Whether you are a committed freelancer or seek a path to a permanent role, you are very likely to struggle with career choices. Particularly in a world of complex and changing demands for technology skills, the path can be bewildering.
With too little career development or research and you find yourself “living job to job,” taking the next opportunity that comes to you without a sense of growth. Too many choices can be just as troublesome, as it can leave you guessing (and second-guessing) what you can or should do. Uncertainty can cause you to leave money on the table or hinder your chances to expand your career.
Whether you find yourself frozen in the face of unclear career choices or think you could be doing better, don’t fret. There are some things you can do today to ease your anxiety. To start, consider the three questions that follow. You won’t know the answers today, but they will open the doors to your full career potential.

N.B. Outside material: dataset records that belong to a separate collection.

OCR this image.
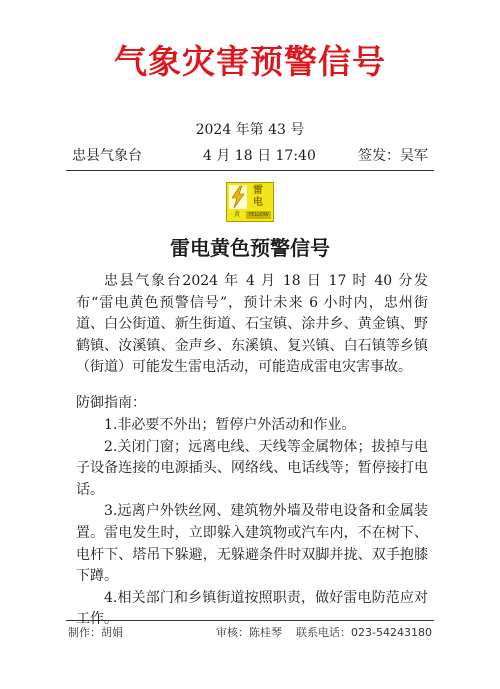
气象灾害预警信号
2024 年第 43 号
忠县气象台	4 月 18 日 17:40	签发：吴军
雷
电
黄	YELLOW
雷电黄色预警信号
忠县气象台2024 年 4 月 18 日 17 时 40 分发布“雷电黄色预警信号”，预计未来 6 小时内，忠州街道、白公街道、新生街道、石宝镇、涂井乡、黄金镇、野鹤镇、汝溪镇、金声乡、东溪镇、复兴镇、白石镇等乡镇（街道）可能发生雷电活动，可能造成雷电灾害事故。
防御指南：

1.非必要不外出；暂停户外活动和作业。

2.关闭门窗；远离电线、天线等金属物体；拔掉与电子设备连接的电源插头、网络线、电话线等；暂停接打电话。

3.远离户外铁丝网、建筑物外墙及带电设备和金属装置。雷电发生时，立即躲入建筑物或汽车内，不在树下、电杆下、塔吊下躲避，无躲避条件时双脚并拢、双手抱膝下蹲。

4.相关部门和乡镇街道按照职责，做好雷电防范应对工作。

制作：胡娟	审核：陈桂琴 联系电话：023-54243180
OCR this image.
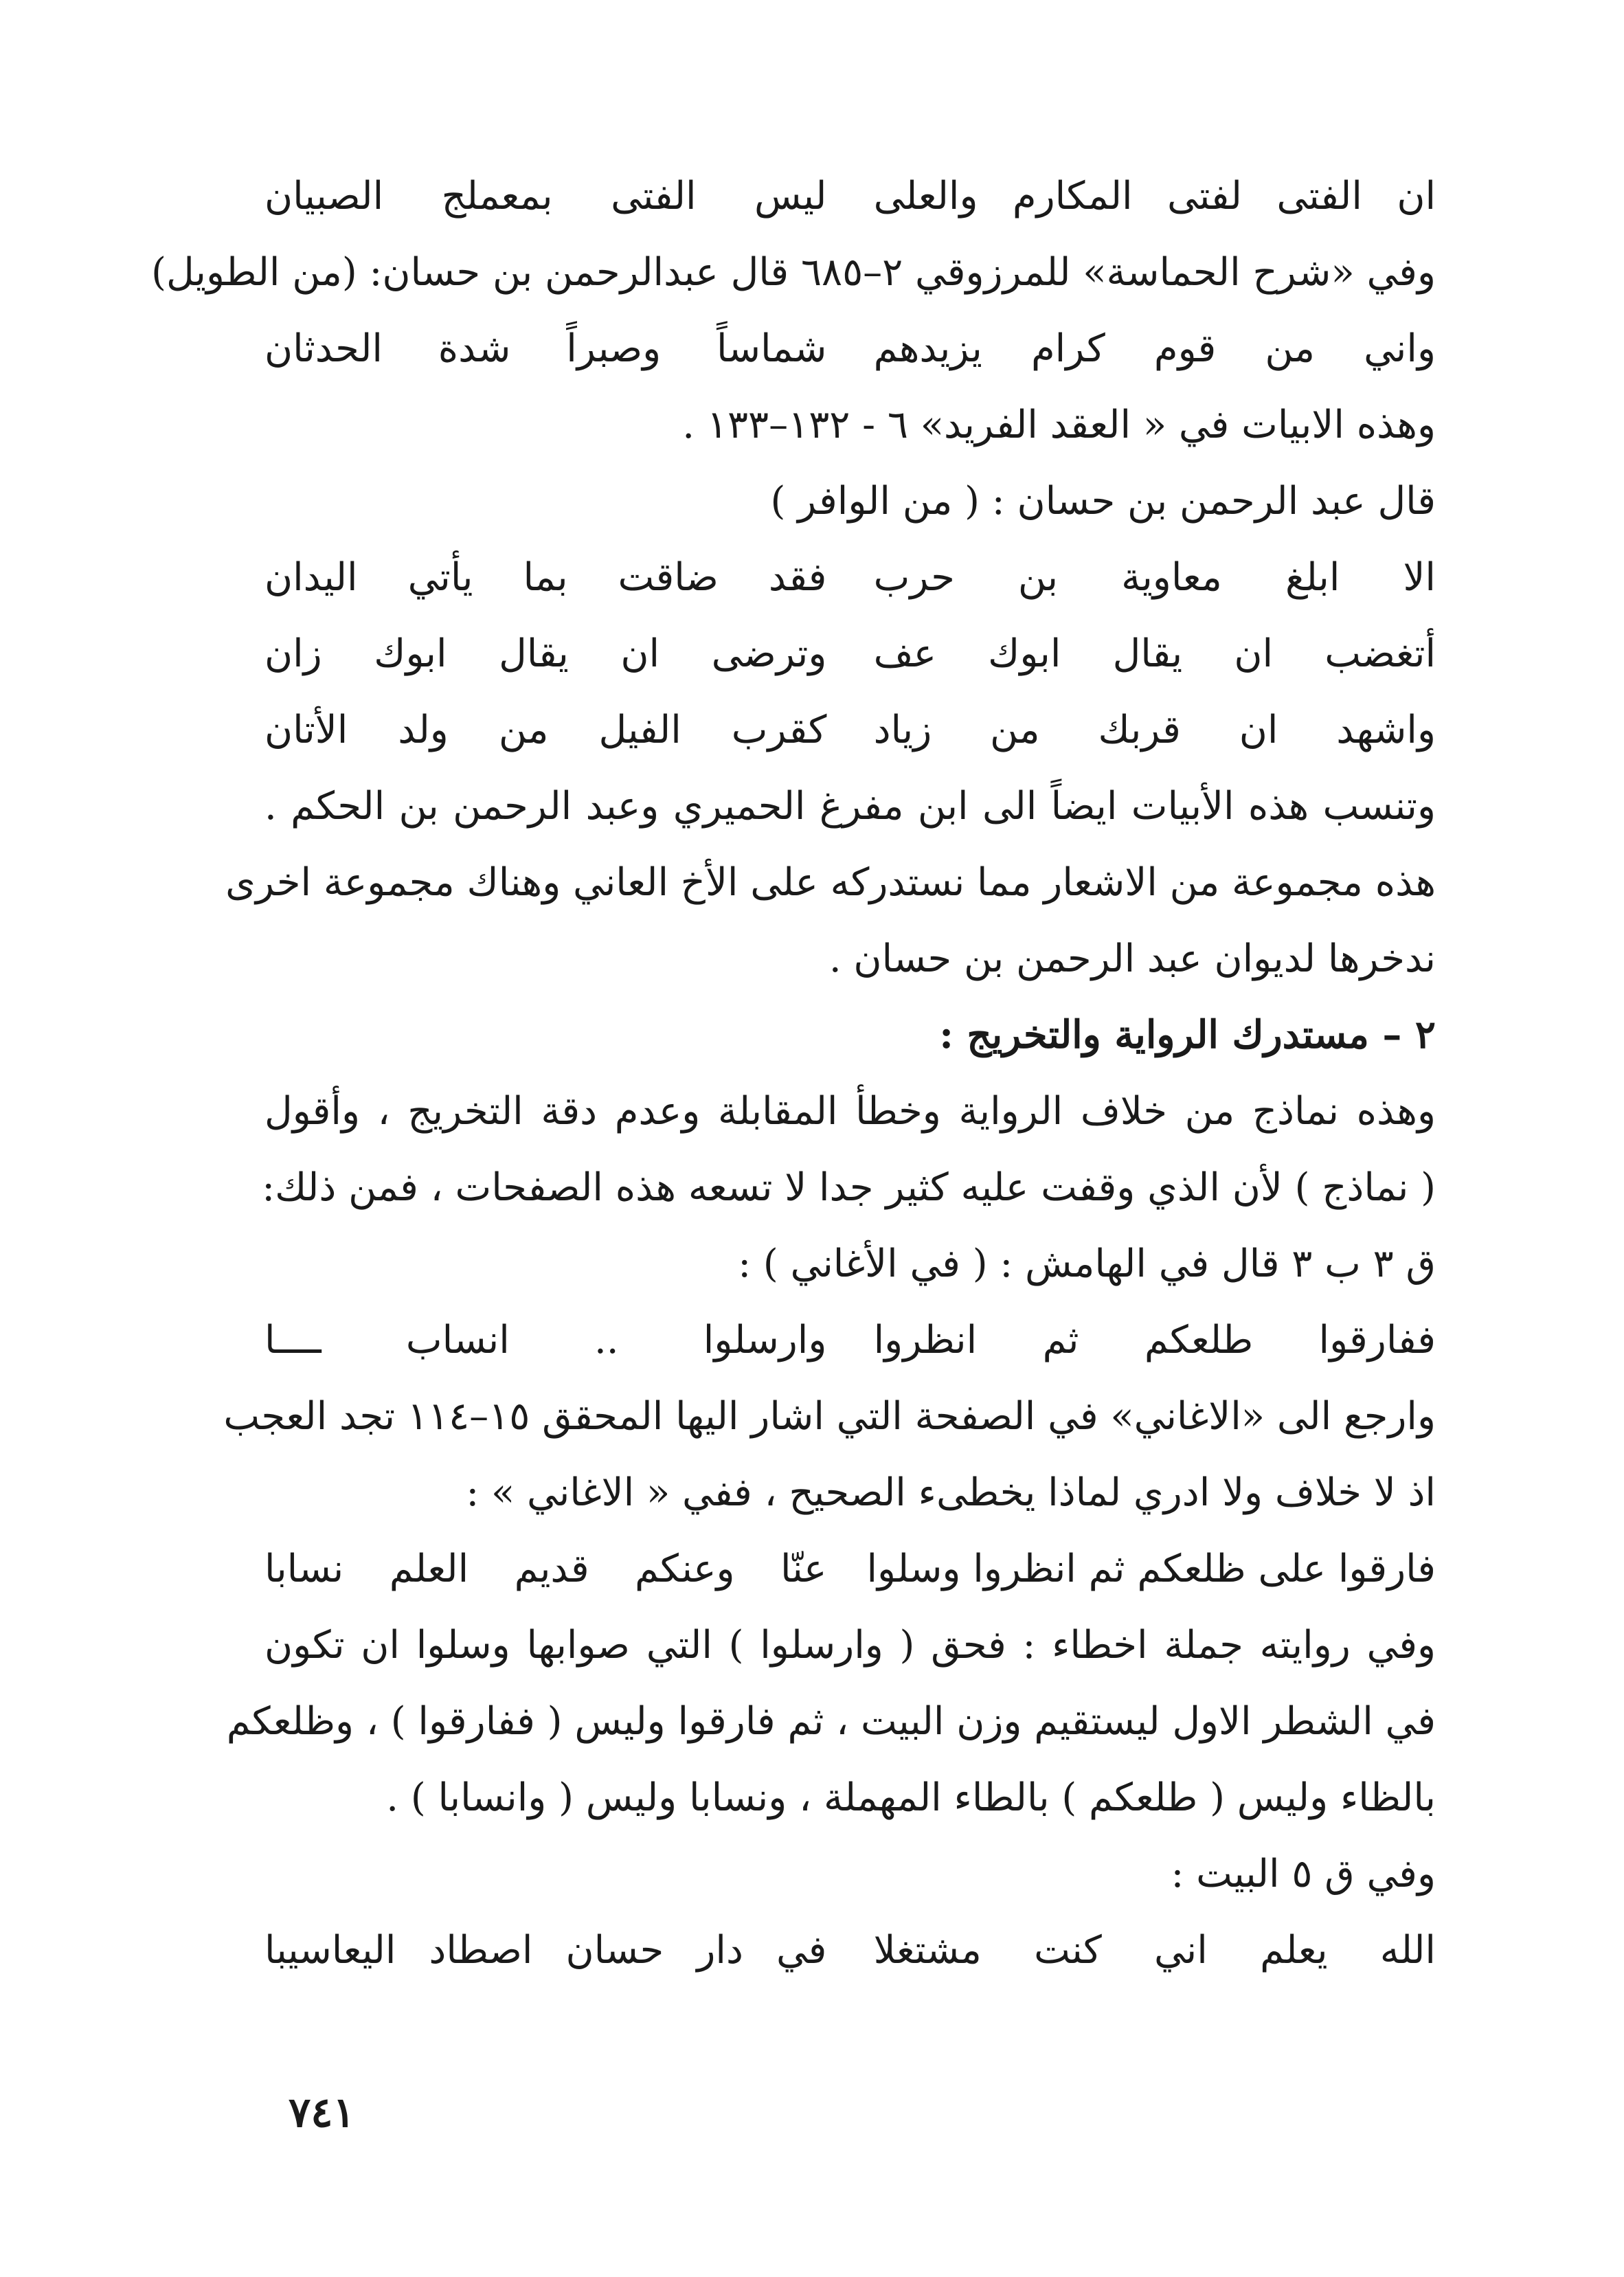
ان الفتى لفتى المكارم والعلى
ليس الفتى بمعملج الصبيان
وفي «شرح الحماسة» للمرزوقي ٢–٦٨٥ قال عبدالرحمن بن حسان: (من الطويل)
واني من قوم كرام يزيدهم
شماساً وصبراً شدة الحدثان
وهذه الابيات في « العقد الفريد» ٦ - ١٣٢–١٣٣ .
قال عبد الرحمن بن حسان : ( من الوافر )
الا ابلغ معاوية بن حرب
فقد ضاقت بما يأتي اليدان
أتغضب ان يقال ابوك عف
وترضى ان يقال ابوك زان
واشهد ان قربك من زياد
كقرب الفيل من ولد الأتان
وتنسب هذه الأبيات ايضاً الى ابن مفرغ الحميري وعبد الرحمن بن الحكم .
هذه مجموعة من الاشعار مما نستدركه على الأخ العاني وهناك مجموعة اخرى
ندخرها لديوان عبد الرحمن بن حسان .
٢ – مستدرك الرواية والتخريج :
وهذه نماذج من خلاف الرواية وخطأ المقابلة وعدم دقة التخريج ، وأقول
( نماذج ) لأن الذي وقفت عليه كثير جدا لا تسعه هذه الصفحات ، فمن ذلك:
ق ٣ ب ٣ قال في الهامش : ( في الأغاني ) :
ففارقوا طلعكم ثم انظروا
وارسلوا .. انساب ــــا
وارجع الى «الاغاني» في الصفحة التي اشار اليها المحقق ١٥–١١٤ تجد العجب
اذ لا خلاف ولا ادري لماذا يخطىء الصحيح ، ففي « الاغاني » :
فارقوا على ظلعكم ثم انظروا وسلوا
عنّا وعنكم قديم العلم نسابا
وفي روايته جملة اخطاء : فحق ( وارسلوا ) التي صوابها وسلوا ان تكون
في الشطر الاول ليستقيم وزن البيت ، ثم فارقوا وليس ( ففارقوا ) ، وظلعكم
بالظاء وليس ( طلعكم ) بالطاء المهملة ، ونسابا وليس ( وانسابا ) .
وفي ق ٥ البيت :
الله يعلم اني كنت مشتغلا
في دار حسان اصطاد اليعاسيبا
٧٤١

1. Do you have visibility into your entire field of opportunity?
Are you so focused on one set of companies or one industry that you miss how transferrable your skills are? If so, you are not alone. During the turbulence of 2020, one study found that 57% of surveyed workers could not identify their own transferrable skills with any degree of confidence. Likewise, many professionals are typically passive when building relationships outside of their known circles, once again limiting the view into opportunities.
The most limiting factor in growing your career opportunities is that expanding your field, building your networks and understanding your capabilities seems like a lot of work—and it is! But a little goes a long way, so start small. Revisit your qualifications, understand your narrative and what makes you successful.

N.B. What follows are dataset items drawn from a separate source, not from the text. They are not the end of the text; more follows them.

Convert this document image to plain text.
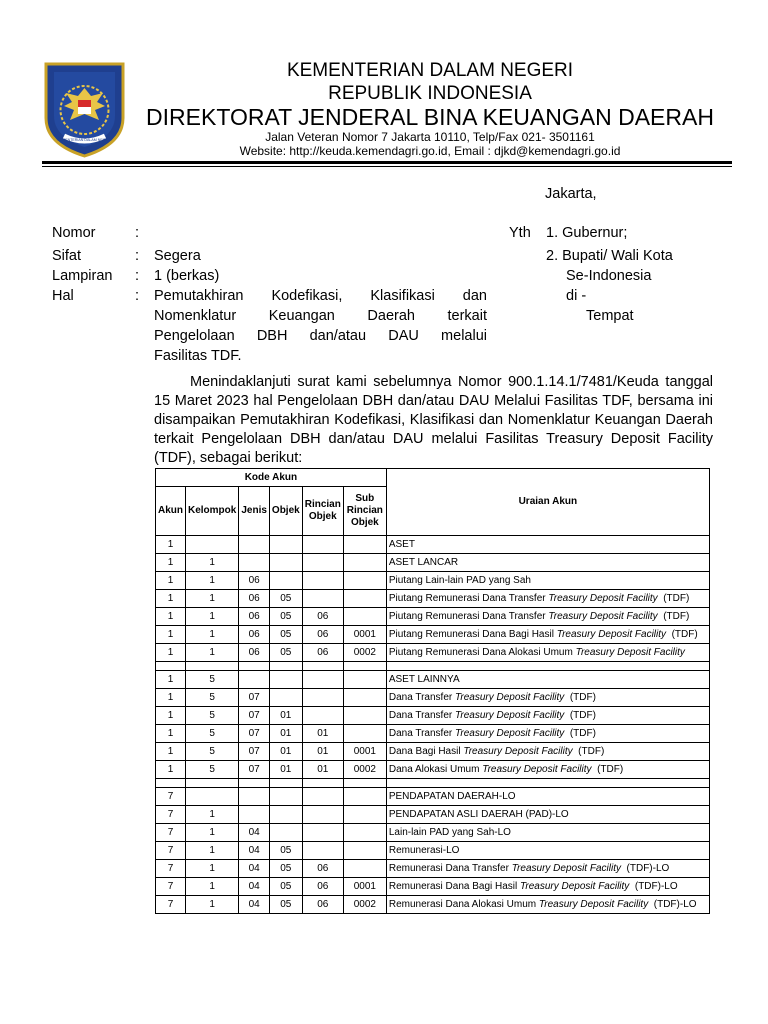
KEMENTERIAN DALAM NEGERI
KEMENTERIAN DALAM NEGERI
REPUBLIK INDONESIA
DIREKTORAT JENDERAL BINA KEUANGAN DAERAH
Jalan Veteran Nomor 7 Jakarta 10110, Telp/Fax 021- 3501161
Website: http://keuda.kemendagri.go.id, Email : djkd@kemendagri.go.id
Jakarta,
Nomor	:
Sifat	: Segera
Lampiran : 1 (berkas)
Hal	: Pemutakhiran Kodefikasi, Klasifikasi dan
Nomenklatur Keuangan Daerah terkait
Pengelolaan DBH dan/atau DAU melalui
Fasilitas TDF.
Yth 1. Gubernur;
2. Bupati/ Wali Kota
Se-Indonesia
di -
Tempat
Menindaklanjuti surat kami sebelumnya Nomor 900.1.14.1/7481/Keuda tanggal 15 Maret 2023 hal Pengelolaan DBH dan/atau DAU Melalui Fasilitas TDF, bersama ini disampaikan Pemutakhiran Kodefikasi, Klasifikasi dan Nomenklatur Keuangan Daerah terkait Pengelolaan DBH dan/atau DAU melalui Fasilitas Treasury Deposit Facility (TDF), sebagai berikut:
Kode Akun						Uraian Akun
Akun	Kelompok	Jenis	Objek	Rincian Objek	Sub Rincian Objek	
1						ASET
1	1					ASET LANCAR
1	1	06				Piutang Lain-lain PAD yang Sah
1	1	06	05			Piutang Remunerasi Dana Transfer Treasury Deposit Facility  (TDF)
1	1	06	05	06		Piutang Remunerasi Dana Transfer Treasury Deposit Facility  (TDF)
1	1	06	05	06	0001	Piutang Remunerasi Dana Bagi Hasil Treasury Deposit Facility  (TDF)
1	1	06	05	06	0002	Piutang Remunerasi Dana Alokasi Umum Treasury Deposit Facility

1	5					ASET LAINNYA
1	5	07				Dana Transfer Treasury Deposit Facility  (TDF)
1	5	07	01			Dana Transfer Treasury Deposit Facility  (TDF)
1	5	07	01	01		Dana Transfer Treasury Deposit Facility  (TDF)
1	5	07	01	01	0001	Dana Bagi Hasil Treasury Deposit Facility  (TDF)
1	5	07	01	01	0002	Dana Alokasi Umum Treasury Deposit Facility  (TDF)

7						PENDAPATAN DAERAH-LO
7	1					PENDAPATAN ASLI DAERAH (PAD)-LO
7	1	04				Lain-lain PAD yang Sah-LO
7	1	04	05			Remunerasi-LO
7	1	04	05	06		Remunerasi Dana Transfer Treasury Deposit Facility  (TDF)-LO
7	1	04	05	06	0001	Remunerasi Dana Bagi Hasil Treasury Deposit Facility  (TDF)-LO
7	1	04	05	06	0002	Remunerasi Dana Alokasi Umum Treasury Deposit Facility  (TDF)-LO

The problems you solve are as valuable as the technical skills you bring to the table. Challenges can be as varied as leading a team, educating stakeholders or overcoming specific hurdles in timelines or execution. Don’t underestimate the story behind your work. It can be a door-opener.
2. Do you have a practical working knowledge of the price you can command today?
Your potential worth to an employer may not boil down to a single number? You likely have a range of things you can do using different combinations of skills. Once again, start small—research what related roles are paying.
Any salary guide can be a starting point, but it can be misleading. Location, experience, and your match to the unique needs of a prospective organization can influence the actual amount an employer is willing to pay. Likewise, economic turbulence has been extreme over the past two years, so take any figures you find with a grain of salt.
Building relationships within talent communities can provide insight, and of course, recruiters deal with the fluctuations in rates every day. So make a goal of finding an excellent resource to have in your corner. It is easier to command or negotiate your rate with confidence when you have human intel on your side.
3. Do you know what you want to get out of your next step (besides earnings)?
Understanding the value of your skills and experience is essential. Likewise, it’s good to have an idea of what you want to learn, relationships you’d like to build, or accomplishments you’d like to achieve in your next assignment or role. Determine simple next-step goals, and then also dream big for your longer-term. You don’t have to report these to anyone, just be intentional in considering them and write them down.
And then, once you write them down, revisit them. This exercise is not a quiz. There is no correct answer. You can be creative. You can dream big, dream small, or stick to a simple career to-do list. Whatever you do, give yourself a chance to think about it, say “what if?” and then act.
Is it learning a new coding language, working with a particular company, breaking into management, gaining a new certification or seeing your name in lights? Think about it, and let your path inform the story you tell yourself today or your prospective employer tomorrow.
Don’t go it alone.
Find an ally that can give you an objective view, input and support. The three questions shared here are straightforward, but their answers are not. Look into those answers, and then even if you are not actively searching for a role, keep revisiting them. They are your career story. A knowledgeable partner, such as a trusted career advisor, can provide the sanity check you need to keep your story moving forward.